To which I can be heard to mutter, “Except sometimes.”

I’m not the only one. Other folks from my side of the aisle have been popping up all over the place insisting “That” is exactly who we are. Meaning racist, misogynistic, predatory assholes. And have been from the beginning.

To which I can be heard to mutter, “Except sometimes.”

Here’s the thing. Telling it like it is, or was, is something we need reminding of if we are to create a more perfect union. But defining ourselves as a nation of assholes is, if you ask me, a losing proposition. Being honest with ourselves as individuals is often necessary but looking in the mirror and singing a heartfelt rendition of You’re No Good is not a recipe for improvement.

Our ancestors drove the native people they found here off their land and, if not into extinction, it wasn’t for lack of trying. (No wonder we’re afraid of illegal immigrants these days.)

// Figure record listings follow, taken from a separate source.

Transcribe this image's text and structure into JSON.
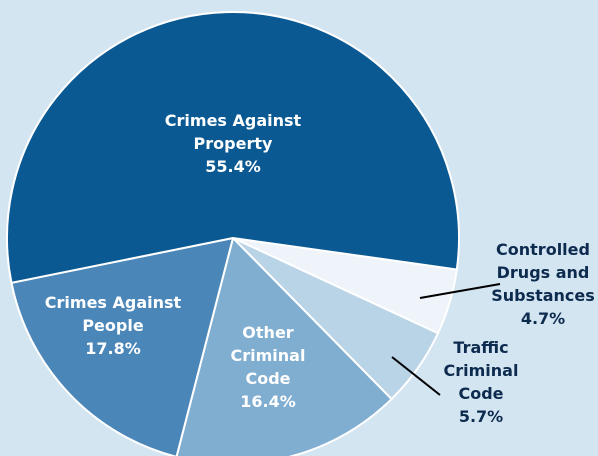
{
  "chart_data": {
    "type": "pie",
    "categories": [
      "Drugs",
      "Traffic",
      "Other",
      "People",
      "Property"
    ],
    "labels": [
      "Controlled\nDrugs and\nSubstances",
      "Traffic\nCriminal\nCode",
      "Other\nCriminal\nCode",
      "Crimes Against\nPeople",
      "Crimes Against\nProperty"
    ],
    "values": [
      4.7,
      5.7,
      16.4,
      17.8,
      55.4
    ],
    "value_labels": [
      "4.7%",
      "5.7%",
      "16.4%",
      "17.8%",
      "55.4%"
    ],
    "colors": [
      "#eef4fa",
      "#b9d3e7",
      "#80aed1",
      "#4a86b8",
      "#0b5992"
    ]
  }
}
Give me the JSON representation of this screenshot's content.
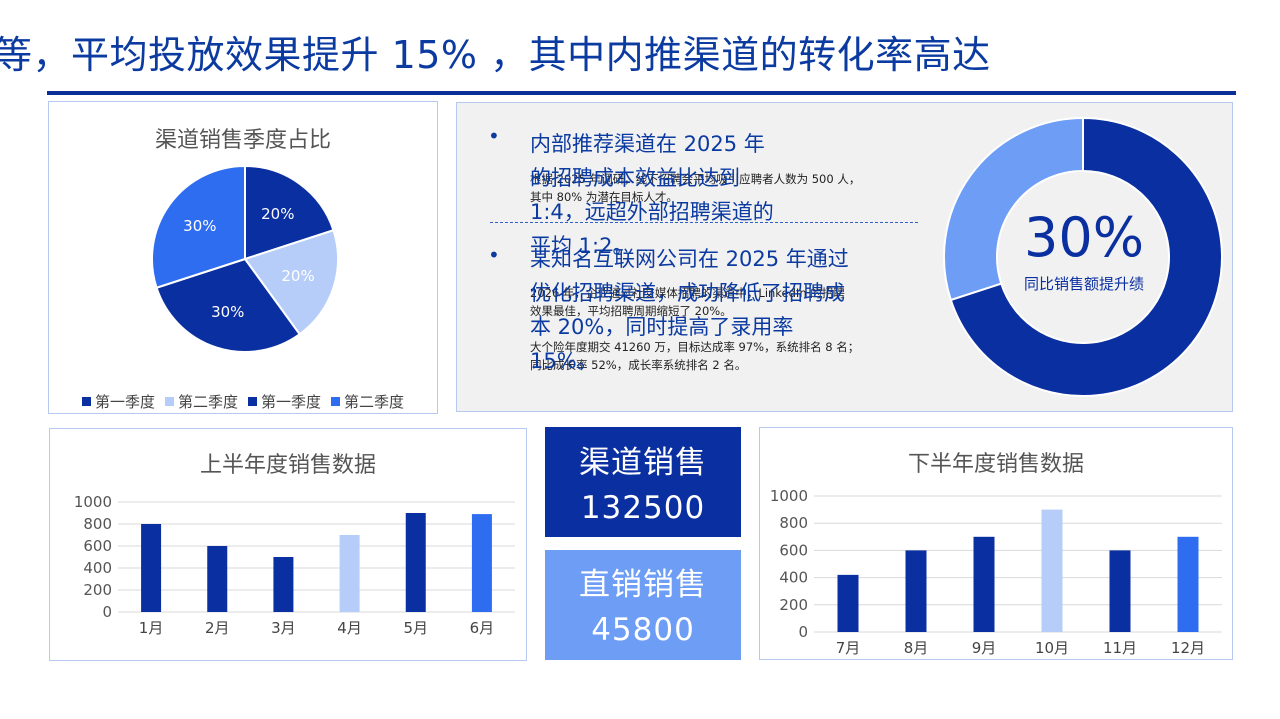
{
  "header": {
    "title": "等，平均投放效果提升 15% ，其中内推渠道的转化率高达"
  },
  "panel_right": {
    "bullets": [
      {
        "headline": "内部推荐渠道在 2025 年\n的招聘成本效益比达到\n1:4，远超外部招聘渠道的\n平均 1:2。",
        "detail": "根据 2025 年调研，线下招聘会平均吸引应聘者人数为 500 人，\n其中 80% 为潜在目标人才。"
      },
      {
        "headline": "某知名互联网公司在 2025 年通过\n优化招聘渠道，成功降低了招聘成\n本 20%，同时提高了录用率\n15%。",
        "detail": "2026 年，企业通过社交媒体招聘的渠道中，LinkedIn 的招聘\n效果最佳，平均招聘周期缩短了 20%。\n\n大个险年度期交 41260 万，目标达成率 97%，系统排名 8 名；\n同比成长率 52%，成长率系统排名 2 名。"
      }
    ],
    "donut": {
      "value_label": "30%",
      "caption": "同比销售额提升绩",
      "fraction": 0.3,
      "color_main": "#0a2fa0",
      "color_part": "#6d9df5"
    }
  },
  "kpis": [
    {
      "label": "渠道销售",
      "value": "132500",
      "color": "#0a2fa0"
    },
    {
      "label": "直销销售",
      "value": "45800",
      "color": "#6d9df5"
    }
  ],
  "chart_data": [
    {
      "type": "pie",
      "title": "渠道销售季度占比",
      "categories": [
        "第一季度",
        "第二季度",
        "第一季度",
        "第二季度"
      ],
      "values": [
        20,
        20,
        30,
        30
      ],
      "data_labels": [
        "20%",
        "20%",
        "30%",
        "30%"
      ],
      "colors": [
        "#0a2fa0",
        "#b6cdfa",
        "#0a2fa0",
        "#2e6cf0"
      ],
      "legend": {
        "position": "bottom",
        "entries": [
          "第一季度",
          "第二季度",
          "第一季度",
          "第二季度"
        ],
        "colors": [
          "#0a2fa0",
          "#b6cdfa",
          "#0a2fa0",
          "#2e6cf0"
        ]
      }
    },
    {
      "type": "bar",
      "title": "上半年度销售数据",
      "categories": [
        "1月",
        "2月",
        "3月",
        "4月",
        "5月",
        "6月"
      ],
      "values": [
        800,
        600,
        500,
        700,
        900,
        890
      ],
      "colors": [
        "#0a2fa0",
        "#0a2fa0",
        "#0a2fa0",
        "#b6cdfa",
        "#0a2fa0",
        "#2e6cf0"
      ],
      "ylim": [
        0,
        1000
      ],
      "yticks": [
        0,
        200,
        400,
        600,
        800,
        1000
      ],
      "grid": true
    },
    {
      "type": "bar",
      "title": "下半年度销售数据",
      "categories": [
        "7月",
        "8月",
        "9月",
        "10月",
        "11月",
        "12月"
      ],
      "values": [
        420,
        600,
        700,
        900,
        600,
        700
      ],
      "colors": [
        "#0a2fa0",
        "#0a2fa0",
        "#0a2fa0",
        "#b6cdfa",
        "#0a2fa0",
        "#2e6cf0"
      ],
      "ylim": [
        0,
        1000
      ],
      "yticks": [
        0,
        200,
        400,
        600,
        800,
        1000
      ],
      "grid": true
    }
  ]
}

We hijacked entire villages of African men and women and brought them here to literally slave for us and then to absolve ourselves of guilt we concocted volumes of material to prove to ourselves that this was ordained by nature and nature’s god, and when slavery was wiped off the books as a legal institution, we decided that the phrase “liberty and justice for all” could not possibly mean “for all.”

Women couldn’t vote from the get-go, and until all too recently it was assumed that we all needed a man – no, literally, needed a man – for such things as credit cards and legal agreements. It’s been a long hard slog out of the cave.

LGBTQ folks didn’t even legally exist.

Our collective heads hang in shame.

But here’s another thing. We don’t celebrate those things. Or if we do, we make up some other reason for the celebration (see Confederate flag/statue contretemps). We say Robert E. Lee was a great general, yay him. We don’t say Robert E. Lee defended the institution of slavery, yay him.

We don’t celebrate our “victory” at Wounded Knee.

We don’t celebrate the Triangle Building Fire or the riots at Stonewall, the killing of Dr. Martin Luther King, Jr., or the imprisonment of Japanese citizens during WWII.

We do celebrate Abraham Lincoln and the Emancipation Proclamation, Teddy Roosevelt and National Parks, FDR and the New Deal. Even Lyndon Baines Johnson, the Vietnam War bogeyman of my side of the aisle, remains the hero who sacrificed the solid (Democratic) South for civil and voting rights. We do celebrate the enfranchisement of women and the legalization of same-sex marriage and Roe v. Wade and lots and lots of other time-capsule moments when the better angels of our nature claimed a victory and set the bar a little bit higher.

My point is that recognizing our shortcomings, failures, and outright sins is instructive and morally necessary, but beating ourselves over the head with them is just going to put us back in bed in a fetal position, of no use to anyone.

Remembering that we have also fed the hungry, cared for the sick and visited friends in prison or something similar is much more likely to send us back into the world where there is still work that needs to be done. Where there will always be work that needs to be done.

So maybe the mantra shouldn’t be “That is or is not who we are.” Maybe it should be, “We’ve always believed we could be better than that.” Because sometimes, we are.